Trade War v Real War

All US presidents seem to surround themselves with identikit hostile hawkish military advisers. This can be the only explanation for why US foreign policy never changes, regardless of what type of president is in office. The war in Afghanistan is now America’s longest ever war. The US is building a new base in the Black Sea to rile Russia. And away from the mostly courteous G20 discussions the temperature has been rising in the South China Sea where both the US and China have been flexing their military muscles. In October, US and Chinese naval ships had a game of chicken and came within 45 feet of each other.

So more serious than Trump’s threatened trade war with China is the threat of real war, (although admittedly it is hard to imagine that anyone would be so stupid). China says that the S. China Sea belongs to them. The clue is in the name. The US says it doesn’t belong to anyone in accordance with the Freedom of the Seas Law which the US championed (about 100 years ago) and which many maritime countries signed up to. But China has never agreed with this law and did not sign up to it. It sees the presence of other navies in what it considers to be its waters as hostile.

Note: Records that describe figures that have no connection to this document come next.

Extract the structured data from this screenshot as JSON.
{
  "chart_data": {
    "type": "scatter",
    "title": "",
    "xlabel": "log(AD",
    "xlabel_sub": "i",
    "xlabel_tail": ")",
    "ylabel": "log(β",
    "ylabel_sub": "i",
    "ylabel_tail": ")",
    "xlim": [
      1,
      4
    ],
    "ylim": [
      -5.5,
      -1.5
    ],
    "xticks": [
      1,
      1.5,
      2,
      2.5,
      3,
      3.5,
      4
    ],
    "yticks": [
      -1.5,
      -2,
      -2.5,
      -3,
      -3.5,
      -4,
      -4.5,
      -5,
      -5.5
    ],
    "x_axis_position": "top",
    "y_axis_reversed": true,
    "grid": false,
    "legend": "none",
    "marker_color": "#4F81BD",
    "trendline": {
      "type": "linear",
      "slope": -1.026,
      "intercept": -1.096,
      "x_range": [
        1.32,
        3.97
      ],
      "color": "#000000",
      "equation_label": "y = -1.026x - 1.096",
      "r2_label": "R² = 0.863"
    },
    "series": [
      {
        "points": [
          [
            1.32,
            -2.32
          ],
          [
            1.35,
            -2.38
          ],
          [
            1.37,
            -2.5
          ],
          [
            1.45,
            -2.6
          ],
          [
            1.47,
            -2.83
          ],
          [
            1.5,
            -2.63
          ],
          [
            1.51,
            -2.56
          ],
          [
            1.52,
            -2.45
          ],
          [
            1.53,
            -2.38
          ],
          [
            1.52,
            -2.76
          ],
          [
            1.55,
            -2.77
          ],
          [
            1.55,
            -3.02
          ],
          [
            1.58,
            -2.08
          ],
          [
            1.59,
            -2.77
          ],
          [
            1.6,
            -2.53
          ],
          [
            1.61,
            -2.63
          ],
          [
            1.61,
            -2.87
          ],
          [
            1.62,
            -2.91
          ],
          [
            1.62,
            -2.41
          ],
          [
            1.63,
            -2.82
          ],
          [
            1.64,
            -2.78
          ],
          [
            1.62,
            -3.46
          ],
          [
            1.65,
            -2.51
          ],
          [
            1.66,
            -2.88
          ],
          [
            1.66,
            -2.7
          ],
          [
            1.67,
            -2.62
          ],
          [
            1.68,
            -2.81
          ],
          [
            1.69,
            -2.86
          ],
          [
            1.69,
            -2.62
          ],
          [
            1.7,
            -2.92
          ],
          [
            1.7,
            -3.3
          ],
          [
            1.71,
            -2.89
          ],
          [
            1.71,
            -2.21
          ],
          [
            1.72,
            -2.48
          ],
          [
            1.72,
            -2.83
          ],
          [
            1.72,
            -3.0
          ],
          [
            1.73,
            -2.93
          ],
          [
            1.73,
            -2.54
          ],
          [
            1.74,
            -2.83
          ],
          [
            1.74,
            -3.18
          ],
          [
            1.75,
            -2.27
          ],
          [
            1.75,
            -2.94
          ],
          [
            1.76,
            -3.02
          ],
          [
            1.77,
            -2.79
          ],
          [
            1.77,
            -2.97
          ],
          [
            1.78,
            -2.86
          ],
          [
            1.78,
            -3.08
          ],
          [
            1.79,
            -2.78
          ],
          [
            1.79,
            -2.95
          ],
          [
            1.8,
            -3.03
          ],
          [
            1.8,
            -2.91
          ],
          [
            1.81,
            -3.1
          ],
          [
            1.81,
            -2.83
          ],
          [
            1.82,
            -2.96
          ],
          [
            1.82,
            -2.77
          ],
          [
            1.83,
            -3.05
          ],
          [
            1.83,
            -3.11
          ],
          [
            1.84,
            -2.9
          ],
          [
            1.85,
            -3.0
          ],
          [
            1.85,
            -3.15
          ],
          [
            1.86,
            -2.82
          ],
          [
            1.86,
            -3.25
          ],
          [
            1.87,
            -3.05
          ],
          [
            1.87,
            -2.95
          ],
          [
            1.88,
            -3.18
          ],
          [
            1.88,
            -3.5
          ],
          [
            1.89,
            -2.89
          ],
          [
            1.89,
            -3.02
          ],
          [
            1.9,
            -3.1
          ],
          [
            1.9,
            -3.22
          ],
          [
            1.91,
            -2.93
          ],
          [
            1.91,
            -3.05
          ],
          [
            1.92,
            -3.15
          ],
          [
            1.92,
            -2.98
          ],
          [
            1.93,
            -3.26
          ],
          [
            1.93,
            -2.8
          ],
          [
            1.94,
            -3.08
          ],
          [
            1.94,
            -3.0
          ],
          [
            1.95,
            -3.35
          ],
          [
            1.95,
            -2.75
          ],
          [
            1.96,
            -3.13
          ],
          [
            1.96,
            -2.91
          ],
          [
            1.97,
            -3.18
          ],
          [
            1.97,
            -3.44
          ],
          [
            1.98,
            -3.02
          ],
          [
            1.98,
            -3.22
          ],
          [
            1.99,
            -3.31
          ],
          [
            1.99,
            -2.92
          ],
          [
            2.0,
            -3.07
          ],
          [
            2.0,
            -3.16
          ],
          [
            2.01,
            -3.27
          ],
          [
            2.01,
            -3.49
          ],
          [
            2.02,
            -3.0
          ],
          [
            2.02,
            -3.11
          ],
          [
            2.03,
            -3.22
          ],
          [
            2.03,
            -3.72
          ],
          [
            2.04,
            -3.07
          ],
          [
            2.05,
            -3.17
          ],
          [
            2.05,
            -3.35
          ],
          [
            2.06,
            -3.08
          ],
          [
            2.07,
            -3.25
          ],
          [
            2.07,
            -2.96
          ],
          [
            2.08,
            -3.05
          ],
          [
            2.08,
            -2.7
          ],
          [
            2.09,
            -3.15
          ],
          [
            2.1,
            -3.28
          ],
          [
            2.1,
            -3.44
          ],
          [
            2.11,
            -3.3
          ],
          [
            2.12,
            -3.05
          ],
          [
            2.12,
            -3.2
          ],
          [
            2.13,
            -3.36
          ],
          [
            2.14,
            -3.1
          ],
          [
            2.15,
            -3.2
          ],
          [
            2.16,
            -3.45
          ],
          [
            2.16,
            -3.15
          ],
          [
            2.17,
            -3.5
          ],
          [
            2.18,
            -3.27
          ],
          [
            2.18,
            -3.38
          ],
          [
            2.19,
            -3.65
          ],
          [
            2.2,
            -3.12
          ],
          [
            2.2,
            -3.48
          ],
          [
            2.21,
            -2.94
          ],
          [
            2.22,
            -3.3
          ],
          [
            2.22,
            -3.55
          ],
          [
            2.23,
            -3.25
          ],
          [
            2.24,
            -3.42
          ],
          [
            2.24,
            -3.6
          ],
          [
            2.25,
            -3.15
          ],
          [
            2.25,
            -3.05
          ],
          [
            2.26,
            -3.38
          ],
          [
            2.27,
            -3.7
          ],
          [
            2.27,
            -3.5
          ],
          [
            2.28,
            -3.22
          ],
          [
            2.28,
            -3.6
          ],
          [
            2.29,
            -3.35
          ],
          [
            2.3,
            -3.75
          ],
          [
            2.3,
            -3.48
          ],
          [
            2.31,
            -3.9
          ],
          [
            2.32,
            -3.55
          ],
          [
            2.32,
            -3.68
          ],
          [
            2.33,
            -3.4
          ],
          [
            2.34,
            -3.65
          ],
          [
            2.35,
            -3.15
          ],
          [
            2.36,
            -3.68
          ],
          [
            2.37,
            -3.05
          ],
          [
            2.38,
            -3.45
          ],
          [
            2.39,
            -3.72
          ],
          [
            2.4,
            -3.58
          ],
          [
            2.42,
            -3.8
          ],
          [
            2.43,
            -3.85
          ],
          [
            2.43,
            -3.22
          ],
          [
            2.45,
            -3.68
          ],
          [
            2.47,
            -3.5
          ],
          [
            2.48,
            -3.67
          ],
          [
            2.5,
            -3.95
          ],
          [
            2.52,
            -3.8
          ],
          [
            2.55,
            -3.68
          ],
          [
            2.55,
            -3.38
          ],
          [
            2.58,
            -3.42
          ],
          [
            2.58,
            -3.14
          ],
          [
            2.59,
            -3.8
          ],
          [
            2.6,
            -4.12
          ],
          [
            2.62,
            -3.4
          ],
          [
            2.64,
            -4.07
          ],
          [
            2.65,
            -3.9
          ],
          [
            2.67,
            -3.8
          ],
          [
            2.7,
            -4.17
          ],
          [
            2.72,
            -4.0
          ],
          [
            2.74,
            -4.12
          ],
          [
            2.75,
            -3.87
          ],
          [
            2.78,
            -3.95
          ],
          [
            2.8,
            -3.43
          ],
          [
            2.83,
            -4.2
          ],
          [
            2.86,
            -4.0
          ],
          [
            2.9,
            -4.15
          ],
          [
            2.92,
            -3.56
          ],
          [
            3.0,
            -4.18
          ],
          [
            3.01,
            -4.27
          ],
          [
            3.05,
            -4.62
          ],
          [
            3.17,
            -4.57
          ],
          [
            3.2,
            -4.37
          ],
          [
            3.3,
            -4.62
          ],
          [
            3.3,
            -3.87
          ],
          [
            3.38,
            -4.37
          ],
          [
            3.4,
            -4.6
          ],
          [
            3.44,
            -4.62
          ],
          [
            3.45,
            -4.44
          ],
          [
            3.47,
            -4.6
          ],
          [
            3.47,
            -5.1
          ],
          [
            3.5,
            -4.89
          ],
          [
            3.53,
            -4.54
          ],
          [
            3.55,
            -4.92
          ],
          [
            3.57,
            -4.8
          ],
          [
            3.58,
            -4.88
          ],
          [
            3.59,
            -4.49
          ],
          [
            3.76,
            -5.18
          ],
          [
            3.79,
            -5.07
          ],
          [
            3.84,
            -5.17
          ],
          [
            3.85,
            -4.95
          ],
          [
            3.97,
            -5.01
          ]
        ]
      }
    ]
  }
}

So under one version of events things could escalte from here and Trump could go down as the president who went to war with China, although I am really not sure that this is what he would want.

But in keeping with his own strategy of unpredictability, and in an act of pure conjecture on my part, there could be a dramatic reversal. In addition to MAGA at home being his domestic legacy, Trump could also seek to leave a grand international and in this context 2 of his big fights so far – Korea and China – might be connected. Trump could seek China’s help in bringing about a Korean reunification, possibly in exchange for a favourable trade deal with China after all and economic engagement in the new Korea. This would certainly be a more attractive thing to be remembered for than having a naval battle in the S China Sea. And it would provide a powerful uplift to stock markets – particularly those in Asia.

From a stock market point of view the last decade has belonged to the US. US shares have outperformed those from most other countries as can be seen in the relative performance chart below. Something is going to come along soon and reverse this trend ie the US will surely at some point start to underperform other world equities. Perhaps the catalyst will be a really positive story in Asia?